Yüzyıllardır kadınların sosyo-politik eşitliği için emek verenler, mücadele edenler yüzyıllara yayılan kazanımlarında hâlâ aynı eril, heteroseksist, özensiz sorulara, bilgi sahibi olmadan fikir sahibi olanların yaklaşımlarına maruz kalıyorlar. Bu on beşinci yüzyılda belirli bir sınıftan – aristokrasiden – olan kadınların da düşünebildiklerini, yazabildiklerini anlatmaya çalışan Mary Astell’in on sekizinci yüzyıldaki sorusunun işaret ettiği erkek üstünlüğüyle Olympia de Gouges’ı giyotine götürenlerin endişeleri, Marry Wollstonecraft kadınlarla erkekler arasındaki eşitsizliğe karşı yazılarında vurguladığı erkek bakış açısı arasında uzanan hatta, biçimsel olarak değişse de içerikte ve üslûpta bıktırıcı eril eda yirmi birinci yüzyılda da devam ediyor. Artık, Astell’in dünyasında duyulmayan, de Gouges’ın dünyasında salt erkeklerin addedilen insan haklarına sarılarak kadın-erkek eşitliği mücadelesine dudak bükebilenlerin yaşam alanlarındayız. Geçmişte olduğu gibi bugün de sabırla neden kadınların insan haklarını vurguladığımızı tekrar tekrar anlatabiliriz. Faşizme göz kırpan muhafazakârlığın ve şahsiyetçi iktidarın toplumsal ilişkilere yayıldığı bir zamanda bu bıktırtıcı bilmezlik hâli en hafif yük kalıyor.

6 Mart: Toplu geziden dönüyoruz. Toplu taşıma aracındayız. Çoğunluk kadın. Çoğunluk yaşadığım şehrin yerel kadın hareketinden. Aramızdan biri en arka sıraya yaklaşıyor. 8 Mart yürüyüşü soruluyor. Tipik soru hareketten olmayan bir kadından geliyor: ‘Neden erkekler de yürümesinler, sizinle?’ İçimdeki yanıt sessizde duruyor; ‘hep civardalar, bir gün de olmasınlar.’ Kadın hareketinden arkadaş anlatıyor. Muhatabı dinlemiyor. Erkeklerin 8 Mart’ta bizlerle birlikte yürümemesinin toplumsal cinsiyet ayrımcılığı olduğunu iddia ediyor.

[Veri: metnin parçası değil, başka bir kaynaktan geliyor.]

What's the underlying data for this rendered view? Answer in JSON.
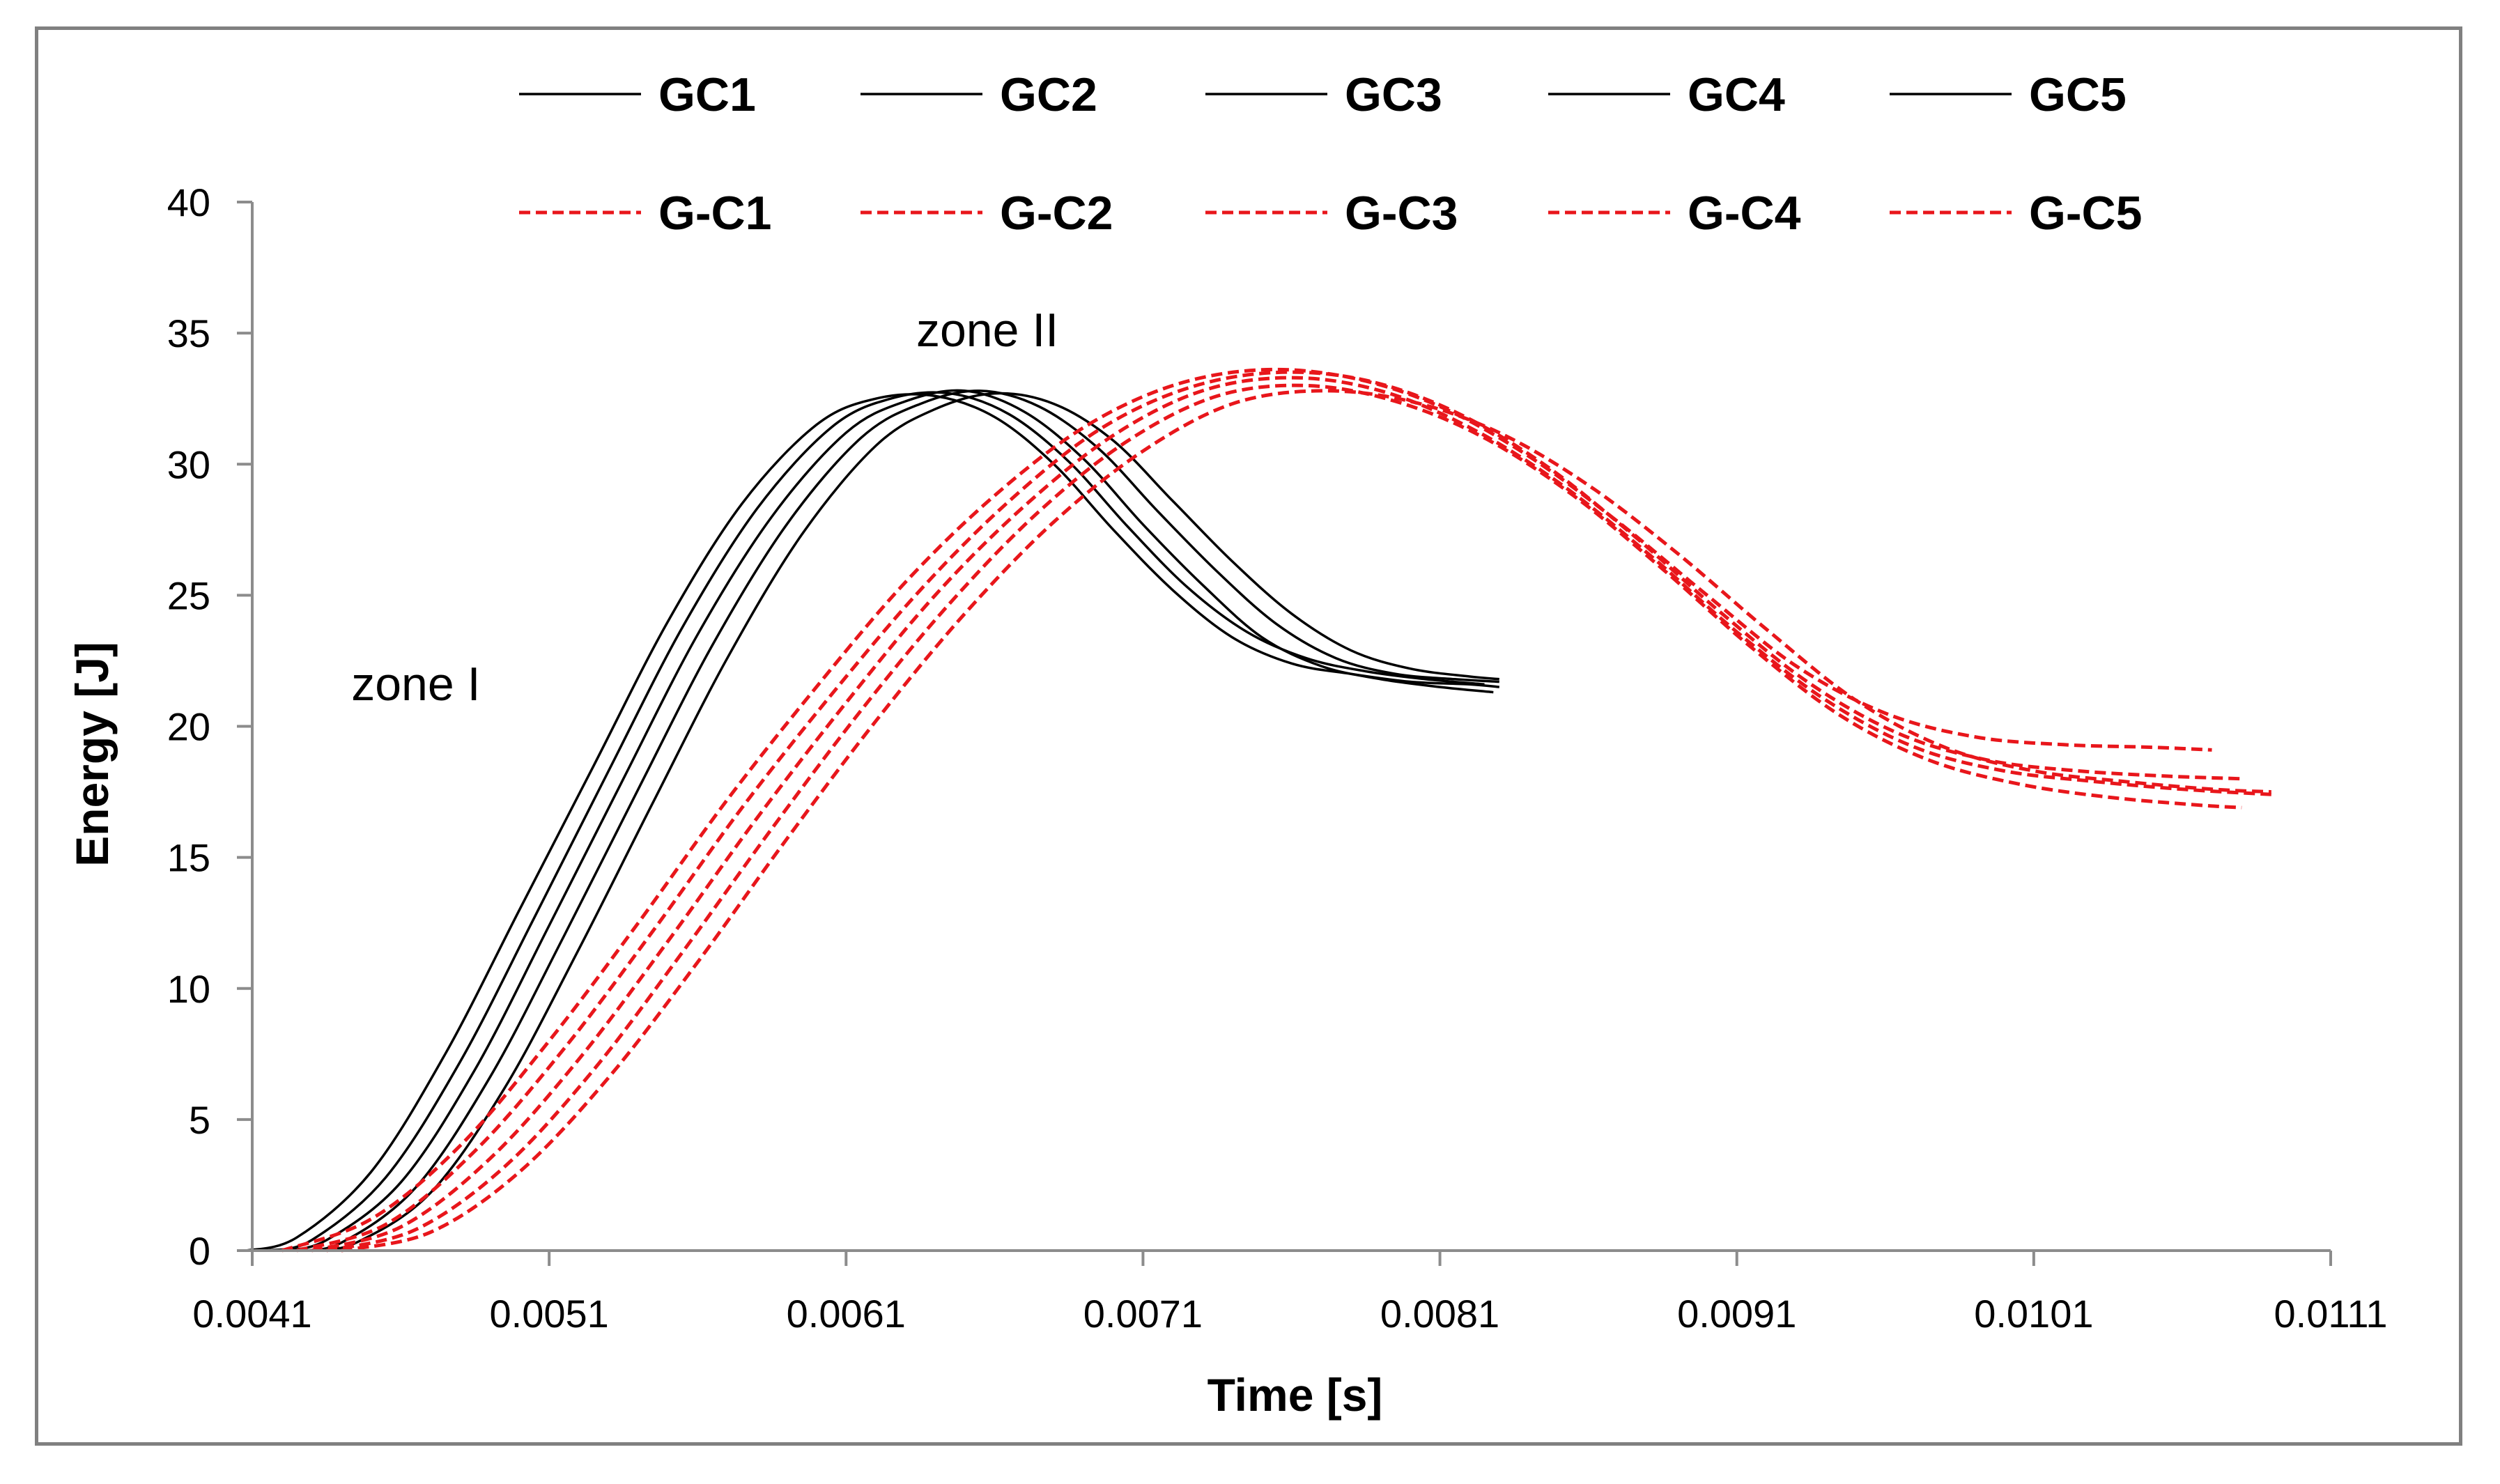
{
  "chart_data": {
    "type": "line",
    "title": "",
    "xlabel": "Time [s]",
    "ylabel": "Energy [J]",
    "xlim": [
      0.0041,
      0.0111
    ],
    "ylim": [
      0,
      40
    ],
    "xticks": [
      "0.0041",
      "0.0051",
      "0.0061",
      "0.0071",
      "0.0081",
      "0.0091",
      "0.0101",
      "0.0111"
    ],
    "yticks": [
      "0",
      "5",
      "10",
      "15",
      "20",
      "25",
      "30",
      "35",
      "40"
    ],
    "grid": false,
    "legend_position": "top",
    "annotations": [
      {
        "text": "zone I",
        "x": 0.00495,
        "y": 21
      },
      {
        "text": "zone II",
        "x": 0.0067,
        "y": 34.5
      }
    ],
    "series": [
      {
        "name": "GC1",
        "group": "GC",
        "color": "#000000",
        "dash": "solid",
        "x": [
          0.00408,
          0.00425,
          0.0045,
          0.00475,
          0.005,
          0.00525,
          0.0055,
          0.00575,
          0.006,
          0.0062,
          0.0064,
          0.0066,
          0.0068,
          0.007,
          0.0072,
          0.0074,
          0.0076,
          0.0078,
          0.008,
          0.0082,
          0.0083
        ],
        "y": [
          0,
          0.5,
          3.0,
          7.5,
          13.0,
          18.5,
          24.0,
          28.5,
          31.5,
          32.5,
          32.6,
          31.8,
          30.0,
          27.5,
          25.2,
          23.4,
          22.4,
          22.0,
          21.7,
          21.6,
          21.5
        ]
      },
      {
        "name": "GC2",
        "group": "GC",
        "color": "#000000",
        "dash": "solid",
        "x": [
          0.00415,
          0.0043,
          0.00455,
          0.0048,
          0.00505,
          0.0053,
          0.00555,
          0.0058,
          0.00605,
          0.00625,
          0.00645,
          0.00665,
          0.00685,
          0.00705,
          0.00725,
          0.00745,
          0.00765,
          0.00785,
          0.00805,
          0.00825
        ],
        "y": [
          0,
          0.4,
          2.8,
          7.2,
          12.7,
          18.3,
          23.8,
          28.3,
          31.4,
          32.5,
          32.7,
          31.9,
          30.1,
          27.6,
          25.3,
          23.6,
          22.6,
          22.1,
          21.8,
          21.6
        ]
      },
      {
        "name": "GC3",
        "group": "GC",
        "color": "#000000",
        "dash": "solid",
        "x": [
          0.0042,
          0.00435,
          0.0046,
          0.00485,
          0.0051,
          0.00535,
          0.0056,
          0.00585,
          0.0061,
          0.0063,
          0.0065,
          0.0067,
          0.0069,
          0.0071,
          0.0073,
          0.0075,
          0.0077,
          0.0079,
          0.0081,
          0.00828
        ],
        "y": [
          0,
          0.4,
          2.6,
          6.9,
          12.4,
          18.0,
          23.5,
          28.0,
          31.2,
          32.4,
          32.8,
          32.0,
          30.2,
          27.7,
          25.4,
          23.4,
          22.3,
          21.8,
          21.5,
          21.3
        ]
      },
      {
        "name": "GC4",
        "group": "GC",
        "color": "#000000",
        "dash": "solid",
        "x": [
          0.00425,
          0.0044,
          0.00465,
          0.0049,
          0.00515,
          0.0054,
          0.00565,
          0.0059,
          0.00615,
          0.00635,
          0.00655,
          0.00675,
          0.00695,
          0.00715,
          0.00735,
          0.00755,
          0.00775,
          0.00795,
          0.00815,
          0.0083
        ],
        "y": [
          0,
          0.3,
          2.4,
          6.6,
          12.0,
          17.6,
          23.1,
          27.7,
          31.0,
          32.3,
          32.8,
          32.2,
          30.6,
          28.2,
          25.9,
          23.9,
          22.6,
          22.0,
          21.8,
          21.7
        ]
      },
      {
        "name": "GC5",
        "group": "GC",
        "color": "#000000",
        "dash": "solid",
        "x": [
          0.0043,
          0.00445,
          0.0047,
          0.00495,
          0.0052,
          0.00545,
          0.0057,
          0.00595,
          0.0062,
          0.0064,
          0.0066,
          0.0068,
          0.007,
          0.0072,
          0.0074,
          0.0076,
          0.0078,
          0.008,
          0.0082,
          0.0083
        ],
        "y": [
          0,
          0.3,
          2.2,
          6.2,
          11.5,
          17.1,
          22.6,
          27.3,
          30.7,
          32.1,
          32.7,
          32.3,
          30.9,
          28.6,
          26.3,
          24.3,
          22.9,
          22.2,
          21.9,
          21.8
        ]
      },
      {
        "name": "G-C1",
        "group": "G-C",
        "color": "#e8161b",
        "dash": "dashed",
        "x": [
          0.0042,
          0.0045,
          0.0048,
          0.0051,
          0.0054,
          0.0057,
          0.006,
          0.0063,
          0.0066,
          0.0069,
          0.0072,
          0.0075,
          0.0078,
          0.0081,
          0.0084,
          0.0087,
          0.009,
          0.0093,
          0.0096,
          0.0099,
          0.0102,
          0.0105,
          0.0107
        ],
        "y": [
          0,
          1.2,
          4.0,
          8.0,
          12.5,
          17.2,
          21.5,
          25.5,
          28.8,
          31.4,
          33.0,
          33.6,
          33.3,
          32.2,
          30.3,
          27.8,
          25.0,
          22.3,
          20.5,
          19.6,
          19.3,
          19.2,
          19.1
        ]
      },
      {
        "name": "G-C2",
        "group": "G-C",
        "color": "#e8161b",
        "dash": "dashed",
        "x": [
          0.00425,
          0.00455,
          0.00485,
          0.00515,
          0.00545,
          0.00575,
          0.00605,
          0.00635,
          0.00665,
          0.00695,
          0.00725,
          0.00755,
          0.00785,
          0.00815,
          0.00845,
          0.00875,
          0.00905,
          0.00935,
          0.00965,
          0.00995,
          0.01025,
          0.01055,
          0.0108
        ],
        "y": [
          0,
          1.0,
          3.8,
          7.7,
          12.2,
          16.9,
          21.2,
          25.2,
          28.6,
          31.3,
          32.9,
          33.5,
          33.2,
          32.0,
          30.0,
          27.3,
          24.3,
          21.6,
          19.7,
          18.7,
          18.3,
          18.1,
          18.0
        ]
      },
      {
        "name": "G-C3",
        "group": "G-C",
        "color": "#e8161b",
        "dash": "dashed",
        "x": [
          0.0043,
          0.0046,
          0.0049,
          0.0052,
          0.0055,
          0.0058,
          0.0061,
          0.0064,
          0.0067,
          0.007,
          0.0073,
          0.0076,
          0.0079,
          0.0082,
          0.0085,
          0.0088,
          0.0091,
          0.0094,
          0.0097,
          0.01,
          0.0103,
          0.0106,
          0.0109
        ],
        "y": [
          0,
          0.9,
          3.5,
          7.3,
          11.8,
          16.5,
          20.9,
          25.0,
          28.4,
          31.1,
          32.8,
          33.3,
          32.8,
          31.4,
          29.3,
          26.6,
          23.6,
          21.0,
          19.2,
          18.3,
          17.9,
          17.6,
          17.4
        ]
      },
      {
        "name": "G-C4",
        "group": "G-C",
        "color": "#e8161b",
        "dash": "dashed",
        "x": [
          0.00435,
          0.00465,
          0.00495,
          0.00525,
          0.00555,
          0.00585,
          0.00615,
          0.00645,
          0.00675,
          0.00705,
          0.00735,
          0.00765,
          0.00795,
          0.00825,
          0.00855,
          0.00885,
          0.00915,
          0.00945,
          0.00975,
          0.01005,
          0.01035,
          0.01065,
          0.0108
        ],
        "y": [
          0,
          0.8,
          3.2,
          6.9,
          11.4,
          16.1,
          20.6,
          24.7,
          28.2,
          30.9,
          32.6,
          33.0,
          32.4,
          31.0,
          28.8,
          26.0,
          23.0,
          20.4,
          18.7,
          17.8,
          17.3,
          17.0,
          16.9
        ]
      },
      {
        "name": "G-C5",
        "group": "G-C",
        "color": "#e8161b",
        "dash": "dashed",
        "x": [
          0.0044,
          0.0047,
          0.005,
          0.0053,
          0.0056,
          0.0059,
          0.0062,
          0.0065,
          0.0068,
          0.0071,
          0.0074,
          0.0077,
          0.008,
          0.0083,
          0.0086,
          0.0089,
          0.0092,
          0.0095,
          0.0098,
          0.0101,
          0.0104,
          0.0107,
          0.0109
        ],
        "y": [
          0,
          0.7,
          3.0,
          6.6,
          11.0,
          15.7,
          20.2,
          24.3,
          27.8,
          30.5,
          32.3,
          32.8,
          32.4,
          31.2,
          29.2,
          26.6,
          23.7,
          21.0,
          19.2,
          18.3,
          17.9,
          17.6,
          17.5
        ]
      }
    ],
    "legend": {
      "row1": [
        "GC1",
        "GC2",
        "GC3",
        "GC4",
        "GC5"
      ],
      "row2": [
        "G-C1",
        "G-C2",
        "G-C3",
        "G-C4",
        "G-C5"
      ]
    }
  }
}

Feminizmin, kadın hakları mücadelesinin terimlerini bu mücadeleye karşı kullandığına dikkat çekiyorum. Yirmi birinci yüzyılda olduğumuz yanıtını alıyorum. Ne kadar anlamlı, yirmi birinci yüzyılda hâlâ toplumsal cinsiyet eşitsizliğinin/ayrımcılığın ne olduğunu anlatmaya çalışıyoruz.

9 Mart: Kıyıda oturuyoruz. Biralarımızla denize susuyoruz. Kızkardeşliğin susarak birbirini dinleme keyfi ayrı oluyor. Yanımıza iki kadın tanıdık geliyor. Kısaca hal hatır soruluyor. 8 Mart yürüyüşüne katılıp katılmadıklarını soruyorum. Kadınlardan biri yürüyüşe katılmak yerine alışverişte olduğunu, girdiği bir mağazada çalışanlarda mor kurdele gördüğünü, neden mor kurdele taktıklarını sorduğunda, dünya kadınlar günü olduğu için yanıtını aldığında ‘erkekler günü ne zaman’ karşılığını verdiğini gülerek anlatıyor. Muhteşem bir başarıya imza atmışçasına. ‘Bütün günler erkeklerin’ yanıtını verip, bırakıyorum. Aklının bir yerlerinde bu cümleyle halleşeceği bir alan açmasını umuyorum.

Çünkü feministlerin yüzyıllardır kurdukları cümlelerden herhangi biriyle halleştiğimizde birlikte hareket edebilmenin, eşitlik için mücadeleye devam edebilmenin hatlarını da farketmeye başlayabiliriz; başlıyoruz. Öyleyse, Astell’in 1730’da sorduğu sorunun, ‘bütün İnsanlar Özgür Doğuyorsa, nasıl oluyor da bütün Kadınlar Köle olarak doğuyorlar?’ sorusunu sormaya devam ediyoruz. Gouges’ın, 1789 Erkeğin ve Yurttaş Hakları Bildirgesi’nin erkeklerden ibaret insanlık yurttaşlık tanımına tepkiyle yazdığı Kadının ve Kadın Yurttaş Hakları Bildirgesi’ne (1791) eklediği, ‘kadınların doğal haklarını sınırlayan tek şey erkeğin süreğen zorbalığıdır; bu sınırlar akla ve doğaya göre yeniden düzenlenmelidir’ maddesinde bugün gelir dağılımı, özel mülkiyet oranları, ücret eşitsizliği, kadın cinayetleri, hane-içi şiddet gibi bugün deneyimlemeye maalesef devam ettiğimiz toplumsal cinsiyet eşitsizliğinin kaynaklarının yeni olmadığını görüyoruz. Wollstonecraft’in 1792’de, Erkeğin ve Yurttaş Hakları Evrensel Bildirgesi’nin erkekliği karşısında yazdığı Kadın Haklarının Savunusu’nda, ‘Ve kendi cinsiyetinin insan doğasına karşı saygı duyması öğretilmemiş kadınların kısa süre içinde kocalarının cinsiyet faklılıklarına saygı duymayacakları sonucuna varmak makul değil midir?’ sorusuyla imlediği tespiti bugün feminist mücadeleyi marjinal addeden kadınlarla kurmakta ısrar ettiğimiz ilişkide yankılanıyor.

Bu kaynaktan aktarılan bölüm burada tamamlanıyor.